In a previous post I talked about the rationale and need for thinking about a taxonomy of educational aggregation projects. Something that I haven’t really given a lot of thought to, just yet.

About 15 minutes ago I posted this about “cooked” course feeds.’s “possibly related posts” feature (where it automatically appends 3 or 4 other posts from blogs which it deems to possibly related) included a link to this post entitled “Prologue as an eLearning Blog Portal”.

It’s a post by Mike Bogle in which he outlines one of the key problems we saw with using blogs for individual student reflective journals.

the main challenge for educators using blogs in their courses is how to keep track of them all. By nature blogs function completely independently of one another, so the prospect of monitoring the individual blogging activities of several dozen or more people presents a substantial time investment for instructors and students alike.

In the post, Mike outlines some problematic solutions before suggesting that the use of Prologue as a way to create a blog portal.
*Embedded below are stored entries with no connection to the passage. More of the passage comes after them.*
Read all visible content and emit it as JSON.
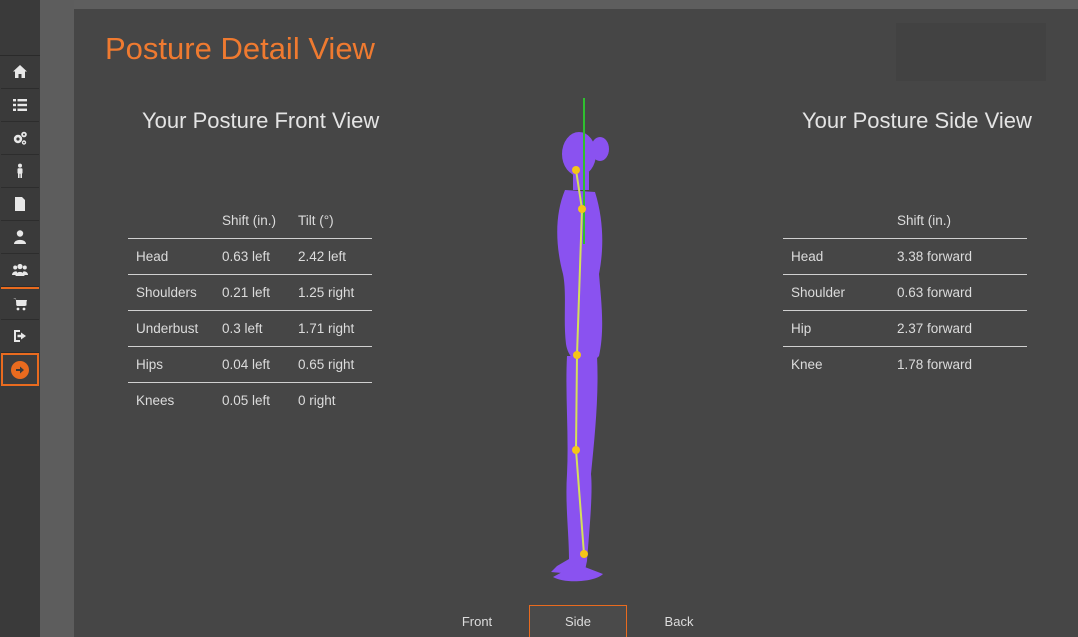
{
  "sidebar": {
    "items": [
      {
        "icon": "home-icon"
      },
      {
        "icon": "list-icon"
      },
      {
        "icon": "gears-icon"
      },
      {
        "icon": "person-icon"
      },
      {
        "icon": "document-icon"
      },
      {
        "icon": "user-icon"
      },
      {
        "icon": "users-icon"
      },
      {
        "icon": "cart-icon"
      },
      {
        "icon": "sign-out-icon"
      },
      {
        "icon": "arrow-right-circle-icon"
      }
    ]
  },
  "page": {
    "title": "Posture Detail View"
  },
  "front_view": {
    "title": "Your Posture Front View",
    "columns": [
      "",
      "Shift (in.)",
      "Tilt (°)"
    ],
    "rows": [
      {
        "label": "Head",
        "shift": "0.63 left",
        "tilt": "2.42 left"
      },
      {
        "label": "Shoulders",
        "shift": "0.21 left",
        "tilt": "1.25 right"
      },
      {
        "label": "Underbust",
        "shift": "0.3 left",
        "tilt": "1.71 right"
      },
      {
        "label": "Hips",
        "shift": "0.04 left",
        "tilt": "0.65 right"
      },
      {
        "label": "Knees",
        "shift": "0.05 left",
        "tilt": "0 right"
      }
    ]
  },
  "side_view": {
    "title": "Your Posture Side View",
    "columns": [
      "",
      "Shift (in.)"
    ],
    "rows": [
      {
        "label": "Head",
        "shift": "3.38 forward"
      },
      {
        "label": "Shoulder",
        "shift": "0.63 forward"
      },
      {
        "label": "Hip",
        "shift": "2.37 forward"
      },
      {
        "label": "Knee",
        "shift": "1.78 forward"
      }
    ]
  },
  "view_tabs": {
    "front": "Front",
    "side": "Side",
    "back": "Back",
    "selected": "Side"
  },
  "colors": {
    "accent": "#e96b1f",
    "title": "#ef7a30",
    "body_model": "#8a52f0",
    "plumb_line": "#2fbf2f",
    "posture_line": "#d4e05a",
    "joint_marker": "#f5c518"
  }
}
The aim being create a “dynamic, interactive student network”.

It’s this purpose and some of the features Prologue provides and the possible applications these features can support that seem to suggest another place in a taxonomy of aggregation projects.

The “portal/community” aggregator

What Mike is suggesting could perhaps fit under the title of “portal aggregator”. Perhaps community rather than portal might be a better label – portal has too many connotations from the late 90s and corporate Web 1.0 centralised IT constraints. After all, the purpose of the suggestion is to enable the creation and maintenance of a community.
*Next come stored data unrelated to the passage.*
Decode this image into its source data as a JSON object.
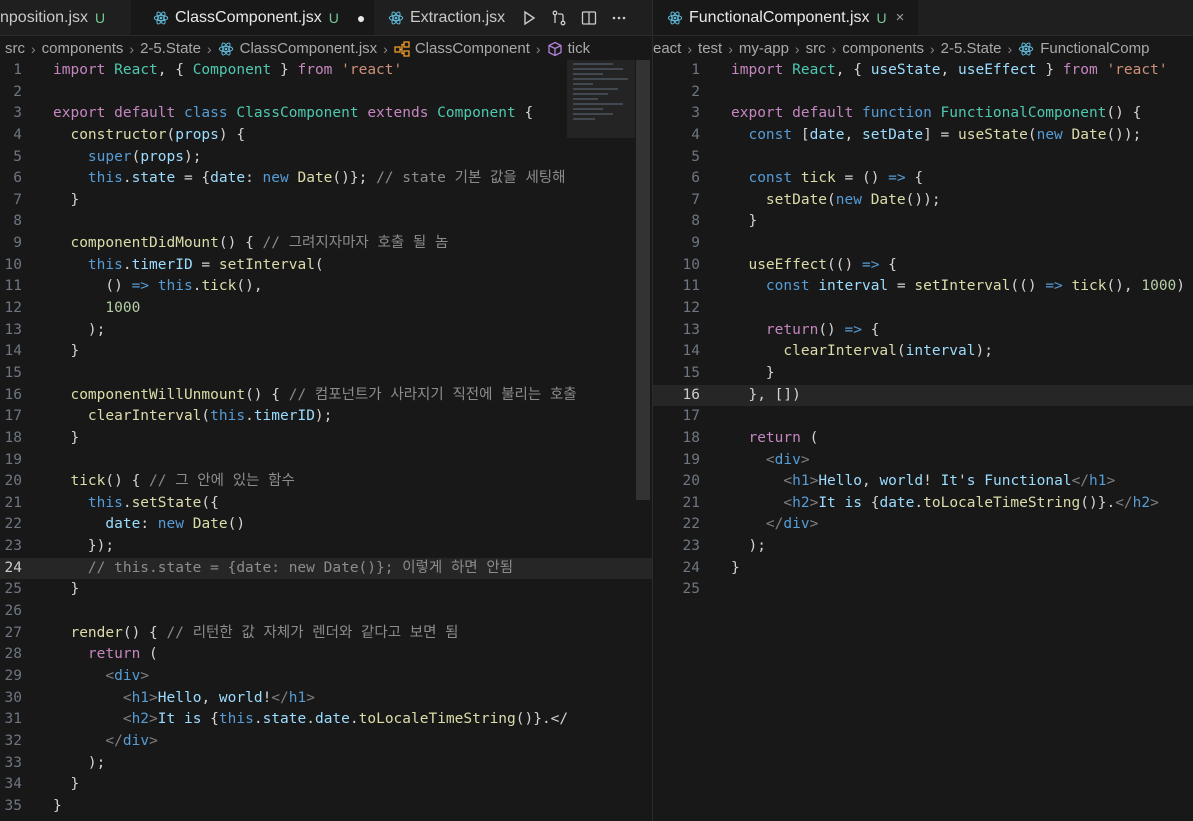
{
  "left_pane": {
    "tabs": [
      {
        "label": "nposition.jsx",
        "status": "U"
      },
      {
        "label": "ClassComponent.jsx",
        "status": "U",
        "modified_dot": "●"
      },
      {
        "label": "Extraction.jsx"
      }
    ],
    "actions": [
      "run-icon",
      "compare-icon",
      "split-editor-icon",
      "more-icon"
    ],
    "breadcrumbs": [
      "src",
      "components",
      "2-5.State",
      "ClassComponent.jsx",
      "ClassComponent",
      "tick"
    ],
    "current_line": 24,
    "code_lines": [
      "import React, { Component } from 'react'",
      "",
      "export default class ClassComponent extends Component {",
      "  constructor(props) {",
      "    super(props);",
      "    this.state = {date: new Date()}; // state 기본 값을 세팅해 ",
      "  }",
      "",
      "  componentDidMount() { // 그려지자마자 호출 될 놈",
      "    this.timerID = setInterval(",
      "      () => this.tick(),",
      "      1000",
      "    );",
      "  }",
      "",
      "  componentWillUnmount() { // 컴포넌트가 사라지기 직전에 불리는 호출",
      "    clearInterval(this.timerID);",
      "  }",
      "",
      "  tick() { // 그 안에 있는 함수",
      "    this.setState({",
      "      date: new Date()",
      "    });",
      "    // this.state = {date: new Date()}; 이렇게 하면 안됨",
      "  }",
      "",
      "  render() { // 리턴한 값 자체가 렌더와 같다고 보면 됨",
      "    return (",
      "      <div>",
      "        <h1>Hello, world!</h1>",
      "        <h2>It is {this.state.date.toLocaleTimeString()}.</",
      "      </div>",
      "    );",
      "  }",
      "}"
    ]
  },
  "right_pane": {
    "tabs": [
      {
        "label": "FunctionalComponent.jsx",
        "status": "U",
        "close": "×"
      }
    ],
    "breadcrumbs": [
      "eact",
      "test",
      "my-app",
      "src",
      "components",
      "2-5.State",
      "FunctionalComp"
    ],
    "current_line": 16,
    "code_lines": [
      "import React, { useState, useEffect } from 'react'",
      "",
      "export default function FunctionalComponent() {",
      "  const [date, setDate] = useState(new Date());",
      "",
      "  const tick = () => {",
      "    setDate(new Date());",
      "  }",
      "",
      "  useEffect(() => {",
      "    const interval = setInterval(() => tick(), 1000)",
      "",
      "    return() => {",
      "      clearInterval(interval);",
      "    }",
      "  }, [])",
      "",
      "  return (",
      "    <div>",
      "      <h1>Hello, world! It's Functional</h1>",
      "      <h2>It is {date.toLocaleTimeString()}.</h2>",
      "    </div>",
      "  );",
      "}",
      ""
    ]
  },
  "colors": {
    "editor_bg": "#181818",
    "keyword": "#c586c0",
    "storage": "#569cd6",
    "function": "#dcdcaa",
    "string": "#ce9178",
    "variable": "#9cdcfe",
    "number": "#b5cea8",
    "comment": "#8c8c8c",
    "type": "#4ec9b0",
    "untracked": "#73c991"
  }
}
Community aggregators tend to provide many of the features Mike mentions including various filtering options and the idea of social tagging of posts.

This seems to be the category into which EduGlu would fit. There is now even a EduGlu sandbox which allows you to play. The workflow image in that post provides a good representation.

Perhaps this type of workflow might be the way to differentiate different aggregation projects?

Based on the little I know of it, I believe that Cloudworks probably belongs in this category as well.

What’s the difference? Is there one?

Suggesting a need for a taxonomy of aggregation projects assumes that there are different types of projects. The “community aggregator” approach seems to be fairly general, perhaps general enough to provide all of the necessary features. At the moment, I think not. I think some aspects of BAM identify a potential difference, though there is also some overlap.

So what’s the difference between BAM and tools like Cloudworks, EduGlu and Prologue? Well, apart from the quality of code and implementation, I believe the main differences are

  • An initial focus on the individual student.
  • The integration of institutional needs.

A focus on the individual student

The original rationale and design for BAM was to support and improve student usage of individual reflective journals and enable academic staff to be aware of student progress. i.e. the only people directly and regularly reading the student blog posts was their tutor. Hence the social aspects of filtering and tagging aren’t in BAM, because they weren’t immediately useful.

There are plusses and minuses to this approach. There would certainly have been benefits for student reflections to be seen and commented upon by other students. But there also would’ve been negatives.

In terms of Mike’s post the emphasis in BAM was on helping staff keep track of individual student blogs, rather than creating a “dynamic, interactive student network”.

That’s not to say that BAM can’t help support this approach. It was used to implement a simple form of the community approach for the portfolio and weblog networks on the Creative Futuring course site. But without the tagging and filtering.

Integration of institutional needs

D’arcy Norman in his post on EduGlu describes the magic combination of features for EduGlu as

Aggregation of feeds + Groups + Social Rating + Tagging

A summarised version of a similar magic combination for BAM would be

Aggregation of feeds + institutional needs

Where “institutional needs” gets expanded out into:

  • Institutional data;
    Students register their blog with BAM. BAM associates their student number and course with their blog. This then allows BAM to determine which staff member (actually its which hierarchy of staff membrs) is responsible for the student. It associates the use of the blog with the specific assignment for the course. This is all drawn from existing institutional systems and processes.
  • Institutional services; and
    The institution already has services such as a staff portal, online assignment submission and results uploading. BAM integrates the use of the blogs into these systems. BAM provides a marking interface for the student blog posts. The staff member accesses this interface through the staff portal. The marks are available via the online assignment submission and then at the end of term are integrated into the end of term results processing system.

    All this minimises work for the staff.

  • Institutional requirements.
    One of the most common concerns raised about using a blog service that is not serviced and hosted by the institution is the “dog ate my homework” fear. i.e. what happens if the external blog service disappears and the students’ blog posts are lost? To address this concern, BAM maintains a mirror of the RSS feed from student blogs on a institution system.

Where does BAM fit?

Does this mean that BAM is an “individual” aggregator? An “institutional” aggregator?

That type of labeling doesn’t seem to work all that well. Suggestions?